View Full Version : comments on Book: "The Next Great Bubble Boom"

07-03-2005, 04:41 PM
Could anyone make comments on this book. I just read it, and it makes an interesting case for demographic driven markets, a massive new bubble from 07-09, and a great depression level crash afterwards.

I am not an investor yet, but I've been reading a few books to try and get an idea of various economic entities.


07-04-2005, 03:38 AM
Who is the author and what are his credentials/market experience? Why will there be a boom in 07-09 and a crash after?

07-04-2005, 04:49 AM
I hesitated to give the case myself, hoping that I could get comments from people who had read the book, fearing that a brief explanation would not do it justice.

Anyway, it was written by Harry S. Dent, Jr, president of the Harry S. Dent foundation. From the dust jacket: "In his first book, "The Great Boom Ahead", published in 1992, he stood virtually alone in predicting the unanticipated boom of the 90's. He has since authored two bestselling books, " The Roaring 2000's and The roaring 2000's investor. A Harvard MBA, Fortune 100 consultant, new venture founder and investorm, and noted speaker, ..."

The argument put forth is that human life cycles, and subsequent spending habits, tend to be very predictable and drive markets in a very fundamental way. It says that young populations produce innovation and that technology bubbles(The last being 80 years ago) see multiple peaks as they fund infrastructure for radically new technology. The book says that we are about to see the last part of out present technology bubble that was started years ago by the boomers. The book also says that a drop in boomer spending as they move out of prime spending ages by 2010 will cause a significant problem. Of course everyone expects problems from the aging population, but look to SS/medicare costs, and possibly forced 401 withdrawals starting with the first boomers around 2016, rather than a spendings drop that will start earlier.
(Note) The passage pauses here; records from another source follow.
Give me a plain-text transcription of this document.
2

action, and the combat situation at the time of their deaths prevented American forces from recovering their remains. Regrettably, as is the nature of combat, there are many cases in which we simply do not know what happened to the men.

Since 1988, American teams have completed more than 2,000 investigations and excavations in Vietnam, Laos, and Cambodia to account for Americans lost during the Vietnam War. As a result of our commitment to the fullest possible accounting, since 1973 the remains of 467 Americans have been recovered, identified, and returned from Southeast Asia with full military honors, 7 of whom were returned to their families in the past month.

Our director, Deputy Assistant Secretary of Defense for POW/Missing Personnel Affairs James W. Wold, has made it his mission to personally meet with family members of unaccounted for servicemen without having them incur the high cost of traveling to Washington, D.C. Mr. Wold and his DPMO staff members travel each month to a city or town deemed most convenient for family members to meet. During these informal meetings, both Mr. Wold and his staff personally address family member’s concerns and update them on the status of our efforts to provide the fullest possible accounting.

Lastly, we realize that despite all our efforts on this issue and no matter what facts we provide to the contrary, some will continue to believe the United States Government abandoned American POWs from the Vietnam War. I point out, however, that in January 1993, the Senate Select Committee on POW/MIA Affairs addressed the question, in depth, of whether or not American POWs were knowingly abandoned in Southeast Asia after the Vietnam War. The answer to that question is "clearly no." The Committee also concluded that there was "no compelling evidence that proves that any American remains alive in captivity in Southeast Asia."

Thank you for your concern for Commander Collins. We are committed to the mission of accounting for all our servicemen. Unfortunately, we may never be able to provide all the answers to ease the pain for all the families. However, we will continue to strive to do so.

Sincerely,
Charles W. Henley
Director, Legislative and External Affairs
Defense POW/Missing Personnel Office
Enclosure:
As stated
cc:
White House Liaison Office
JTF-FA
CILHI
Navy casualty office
There are many more details, and a _lot_ of charts up to and including one of the past 3000 of human population growth...
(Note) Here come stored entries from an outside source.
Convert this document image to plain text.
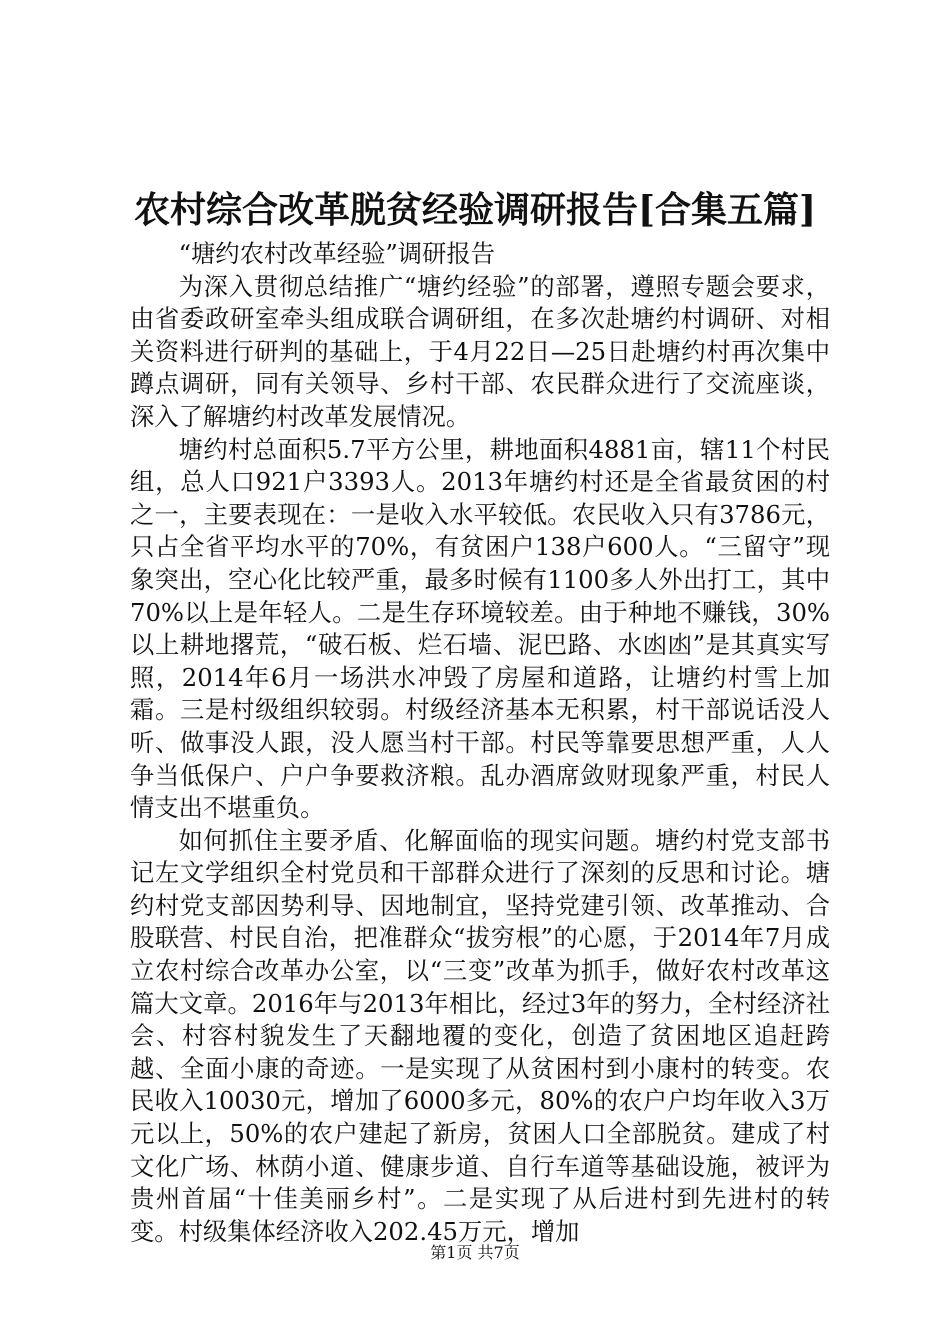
农村综合改革脱贫经验调研报告[合集五篇]

“塘约农村改革经验”调研报告

为深入贯彻总结推广“塘约经验”的部署，遵照专题会要求，由省委政研室牵头组成联合调研组，在多次赴塘约村调研、对相关资料进行研判的基础上，于4月22日—25日赴塘约村再次集中蹲点调研，同有关领导、乡村干部、农民群众进行了交流座谈，深入了解塘约村改革发展情况。

塘约村总面积5.7平方公里，耕地面积4881亩，辖11个村民组，总人口921户3393人。2013年塘约村还是全省最贫困的村之一，主要表现在：一是收入水平较低。农民收入只有3786元，只占全省平均水平的70%，有贫困户138户600人。“三留守”现象突出，空心化比较严重，最多时候有1100多人外出打工，其中70%以上是年轻人。二是生存环境较差。由于种地不赚钱，30%以上耕地撂荒，“破石板、烂石墙、泥巴路、水凼凼”是其真实写照，2014年6月一场洪水冲毁了房屋和道路，让塘约村雪上加霜。三是村级组织较弱。村级经济基本无积累，村干部说话没人听、做事没人跟，没人愿当村干部。村民等靠要思想严重，人人争当低保户、户户争要救济粮。乱办酒席敛财现象严重，村民人情支出不堪重负。

如何抓住主要矛盾、化解面临的现实问题。塘约村党支部书记左文学组织全村党员和干部群众进行了深刻的反思和讨论。塘约村党支部因势利导、因地制宜，坚持党建引领、改革推动、合股联营、村民自治，把准群众“拔穷根”的心愿，于2014年7月成立农村综合改革办公室，以“三变”改革为抓手，做好农村改革这篇大文章。2016年与2013年相比，经过3年的努力，全村经济社会、村容村貌发生了天翻地覆的变化，创造了贫困地区追赶跨越、全面小康的奇迹。一是实现了从贫困村到小康村的转变。农民收入10030元，增加了6000多元，80%的农户户均年收入3万元以上，50%的农户建起了新房，贫困人口全部脱贫。建成了村文化广场、林荫小道、健康步道、自行车道等基础设施，被评为贵州首届“十佳美丽乡村”。二是实现了从后进村到先进村的转变。村级集体经济收入202.45万元，增加

第1页 共7页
I think the argument is compelling, but difficult to completely verify. Still if the Market hits 35000-40000 that is predicted by 2010, and the small caps start going down(predicted to fall first), (And I actually have any money in stocks), I'll probably trust that the book is correct and jump ship. Unless of course, I hear very good reasons to ignore these signs.


Dan Mezick
07-04-2005, 09:40 AM
Dent looks at demographic trends and projects them roughly one generation into the future to "predict" likely market trends. He bases these predictions on the fact that people on the whole do behave pretty much the same, in terms of consumption, at each stage of adult life. Dent has a long-term, 'fundamental' approach.
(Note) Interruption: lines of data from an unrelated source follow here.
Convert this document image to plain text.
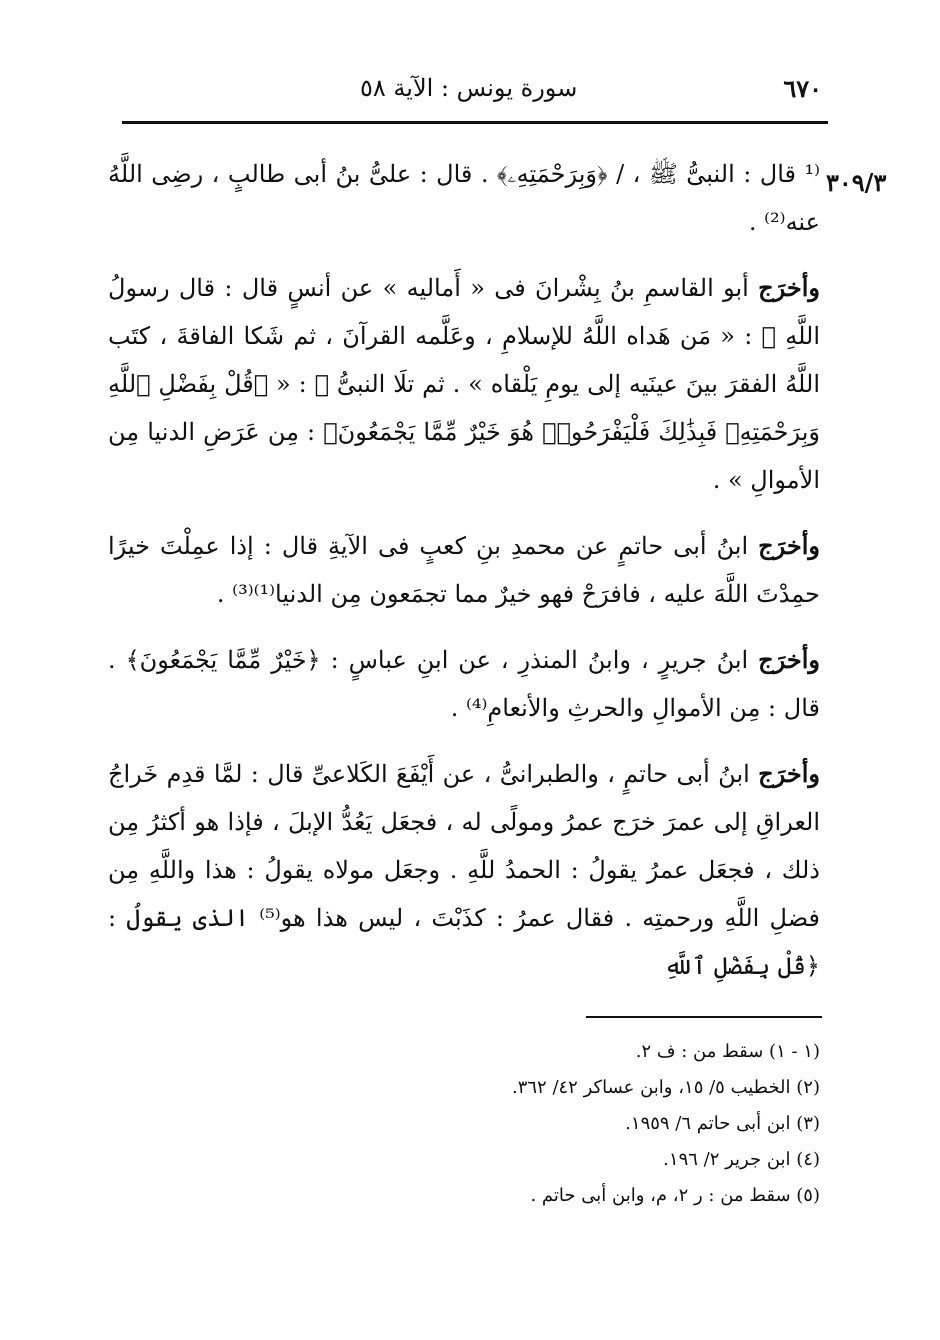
٦٧٠
سورة يونس : الآية ٥٨
٣٠٩/٣

⁽¹ قال : النبىُّ ﷺ ، / ﴿وَبِرَحْمَتِهِۦ﴾ . قال : علىُّ بنُ أبى طالبٍ ، رضِى اللَّهُ عنه⁽²⁾ .

وأخرَج أبو القاسمِ بنُ بِشْرانَ فى « أَماليه » عن أنسٍ قال : قال رسولُ اللَّهِ ﷺ : « مَن هَداه اللَّهُ للإسلامِ ، وعَلَّمه القرآنَ ، ثم شَكا الفاقةَ ، كتَب اللَّهُ الفقرَ بينَ عينَيه إلى يومِ يَلْقاه » . ثم تلَا النبىُّ ﷺ : « ﴿قُلْ بِفَضْلِ ٱللَّهِ وَبِرَحْمَتِهِۦ فَبِذَٰلِكَ فَلْيَفْرَحُوا۟ هُوَ خَيْرٌ مِّمَّا يَجْمَعُونَ﴾ : مِن عَرَضِ الدنيا مِن الأموالِ » .

وأخرَج ابنُ أبى حاتمٍ عن محمدِ بنِ كعبٍ فى الآيةِ قال : إذا عمِلْتَ خيرًا حمِدْتَ اللَّهَ عليه ، فافرَحْ فهو خيرٌ مما تجمَعون مِن الدنيا⁽¹⁾⁽³⁾ .

وأخرَج ابنُ جريرٍ ، وابنُ المنذرِ ، عن ابنِ عباسٍ : ﴿خَيْرٌ مِّمَّا يَجْمَعُونَ﴾ . قال : مِن الأموالِ والحرثِ والأنعامِ⁽⁴⁾ .

وأخرَج ابنُ أبى حاتمٍ ، والطبرانىُّ ، عن أَيْفَعَ الكَلاعىِّ قال : لمَّا قدِم خَراجُ العراقِ إلى عمرَ خرَج عمرُ ومولًى له ، فجعَل يَعُدُّ الإبلَ ، فإذا هو أكثرُ مِن ذلك ، فجعَل عمرُ يقولُ : الحمدُ للَّهِ . وجعَل مولاه يقولُ : هذا واللَّهِ مِن فضلِ اللَّهِ ورحمتِه . فقال عمرُ : كذَبْتَ ، ليس هذا هو⁽⁵⁾ الذى يقولُ : ﴿قُلْ بِفَضْلِ ٱللَّهِ

(١ - ١) سقط من : ف ٢.
(٢) الخطيب ٥/ ١٥، وابن عساكر ٤٢/ ٣٦٢.
(٣) ابن أبى حاتم ٦/ ١٩٥٩.
(٤) ابن جرير ٢/ ١٩٦.
(٥) سقط من : ر ٢، م، وابن أبى حاتم .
He was alone in 1992 predicting a massive spike in stocks.

Down markets tend to deliver alot of price action in a compressed timeframe. This is one big way that properties of downtrends differ from those of uptrends. Downtrend dynamics are not the mirror-reverse of uptend dynamics.

This historical chart of the NASDAQ100 provides some context from the recent past. 4 years of uptrend erased on 1 year of downtrend. Those who shorted with good entry points did very well for themselves. It does not look like it now, but back then, to actually short that market was an intense psychological challenge.

Trading on Dent's current analysis of likely future (down)trends is more difficult than trading on his 1992 (up)trend advice.


07-04-2005, 09:57 AM
There are some reviews on the net:

The large cap growth boom does not seem to have occured, Dow 41,000?

07-05-2005, 12:51 AM
I'm not sure I understand. Dent is now predicting a strong uptrend, before a crash in 2010.


07-05-2005, 01:09 AM
Thanks for the links. They were helpful.